One day, the wild Gestapo murderers and Lithuanians tore into the ghetto with large cargo trucks and from the all the hidden places, they managed to

[Page 188]

drag out the elderly people and young children. From behind mill–stones, bricked walls, from cellars and attics, from bookcases and ditches, from closets and canals, these murderers dragged out their victims. The screams and cries of these little birds were able to move stones – but not the stone hearts of these murderers and sadists. In order to subdue their own senses, or to outcry the wails of the tragic ones, they played festive music through the loudspeakers…

On the mothers who did not want to hand over their children and who struggled with the murderers, they [the murderers] unleashed specially trained dogs. The dogs tore pieces from these terrified mothers. And when they fell down impotently, the German or the Lithuanian threw himself upon the child that was just torn from its mother's arms and threw it on the truck. Some of the mothers allowed themselves to be shot on the spot, if only not to be torn away from their child; others jumped onto the trucks in order to share the fate of their little son or daughter…

After this child Aktzia, I found myself in the Jewish hospital. Afterward, a mother came into the hospital. She had not wanted to be separated from her two children. One of the hospital staff told me that the Germans did not allow her to go along with her children. The woman resisted and they let the incited dogs loose on her. She was so bitten up that when she lay in the hospital, as one wound closed up the other soon opened. She continually screamed to the doctor: “It won't help you. I won't live without my two children. Your energies are wasted…”

This organized child murder lasted for two days: the 27th and 28th day of March, 1944. But despite the fact that these murderers searched and beat with such zeal, tore open and destroyed all hiding places, a few children still remained in the ghetto. But they moved about like shadows, having lost all expression of joy and hope in their dulled eyes. They had terrible dreams at night, of being taken away from their parents.

One night, I head the cry of my nephew, a nine–year–old little boy. I went over to him and saw how his mother was clutching him close to her. Both were crying, and the child related his dream, that they had taken his mother from him. “I begged the murderers to leave me, but they dragged me and dragged me, without end…” And the child asked:
“Dear mother, promise me that if they come to take you – you will not leave me here. If we will be together it will be easier.”

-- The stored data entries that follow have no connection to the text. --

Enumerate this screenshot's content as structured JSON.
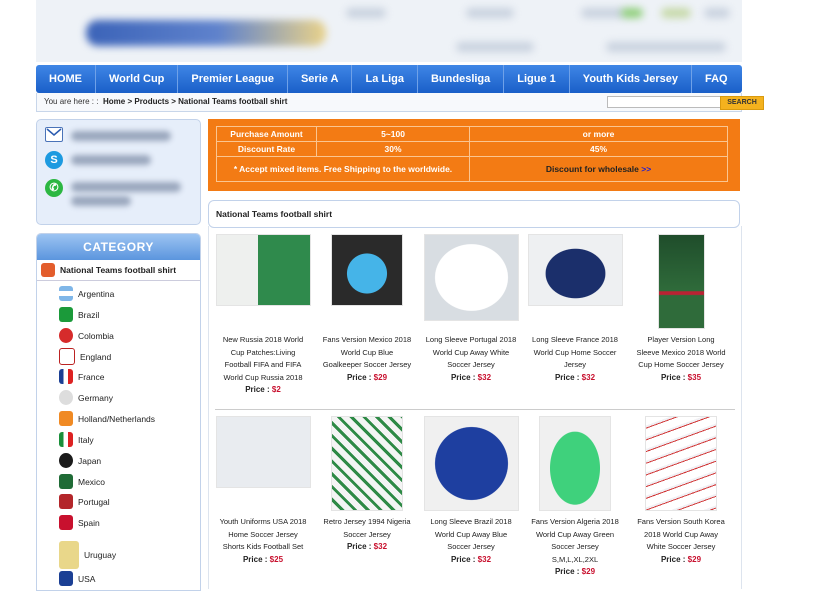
{
  "nav": [
    "HOME",
    "World Cup",
    "Premier League",
    "Serie A",
    "La Liga",
    "Bundesliga",
    "Ligue 1",
    "Youth Kids Jersey",
    "FAQ"
  ],
  "breadcrumb": {
    "prefix": "You are here : :",
    "home": "Home",
    "sep1": " > ",
    "products": "Products",
    "sep2": " > ",
    "current": "National Teams football shirt"
  },
  "search": {
    "button": "SEARCH",
    "placeholder": ""
  },
  "contact_icons": [
    "mail-icon",
    "skype-icon",
    "whatsapp-icon"
  ],
  "category": {
    "title": "CATEGORY",
    "section": "National Teams football shirt",
    "items": [
      "Argentina",
      "Brazil",
      "Colombia",
      "England",
      "France",
      "Germany",
      "Holland/Netherlands",
      "Italy",
      "Japan",
      "Mexico",
      "Portugal",
      "Spain",
      "Uruguay",
      "USA"
    ]
  },
  "promo": {
    "r1c1": "Purchase Amount",
    "r1c2": "5~100",
    "r1c3": "or more",
    "r2c1": "Discount Rate",
    "r2c2": "30%",
    "r2c3": "45%",
    "note": "* Accept mixed items. Free Shipping to the worldwide.",
    "wholesale": "Discount for wholesale",
    "wholesale_arrow": ">>"
  },
  "section_title": "National Teams football shirt",
  "products": [
    {
      "lines": [
        "New Russia 2018 World",
        "Cup Patches:Living",
        "Football FIFA and FIFA",
        "World Cup Russia 2018"
      ],
      "price_label": "Price :",
      "price": "$2"
    },
    {
      "lines": [
        "Fans Version Mexico 2018",
        "World Cup Blue",
        "Goalkeeper Soccer Jersey"
      ],
      "price_label": "Price :",
      "price": "$29"
    },
    {
      "lines": [
        "Long Sleeve Portugal 2018",
        "World Cup Away White",
        "Soccer Jersey"
      ],
      "price_label": "Price :",
      "price": "$32"
    },
    {
      "lines": [
        "Long Sleeve France 2018",
        "World Cup Home Soccer",
        "Jersey"
      ],
      "price_label": "Price :",
      "price": "$32"
    },
    {
      "lines": [
        "Player Version Long",
        "Sleeve Mexico 2018 World",
        "Cup Home Soccer Jersey"
      ],
      "price_label": "Price :",
      "price": "$35"
    },
    {
      "lines": [
        "Youth Uniforms USA 2018",
        "Home Soccer Jersey",
        "Shorts Kids Football Set"
      ],
      "price_label": "Price :",
      "price": "$25"
    },
    {
      "lines": [
        "Retro Jersey 1994 Nigeria",
        "Soccer Jersey"
      ],
      "price_label": "Price :",
      "price": "$32"
    },
    {
      "lines": [
        "Long Sleeve Brazil 2018",
        "World Cup Away Blue",
        "Soccer Jersey"
      ],
      "price_label": "Price :",
      "price": "$32"
    },
    {
      "lines": [
        "Fans Version Algeria 2018",
        "World Cup Away Green",
        "Soccer Jersey",
        "S,M,L,XL,2XL"
      ],
      "price_label": "Price :",
      "price": "$29"
    },
    {
      "lines": [
        "Fans Version South Korea",
        "2018 World Cup Away",
        "White Soccer Jersey"
      ],
      "price_label": "Price :",
      "price": "$29"
    }
  ],
  "colors": {
    "nav": "#1a5fc8",
    "promo": "#f37b14",
    "price": "#c8102e",
    "search_button": "#f4b21e"
  }
}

The mother promised the child not to leave him – and kept her word. Both of them died later in a concentration camp. This little boy shared the fate of the million Jewish children who were cruelly killed by the hands of the Nazi murderers…

Some time later, with a transport of Jews, I was sent to a concentration camp. Here, a new chapter of horror began. Pain and lack – until the liberation. But about that, we will have to write separately.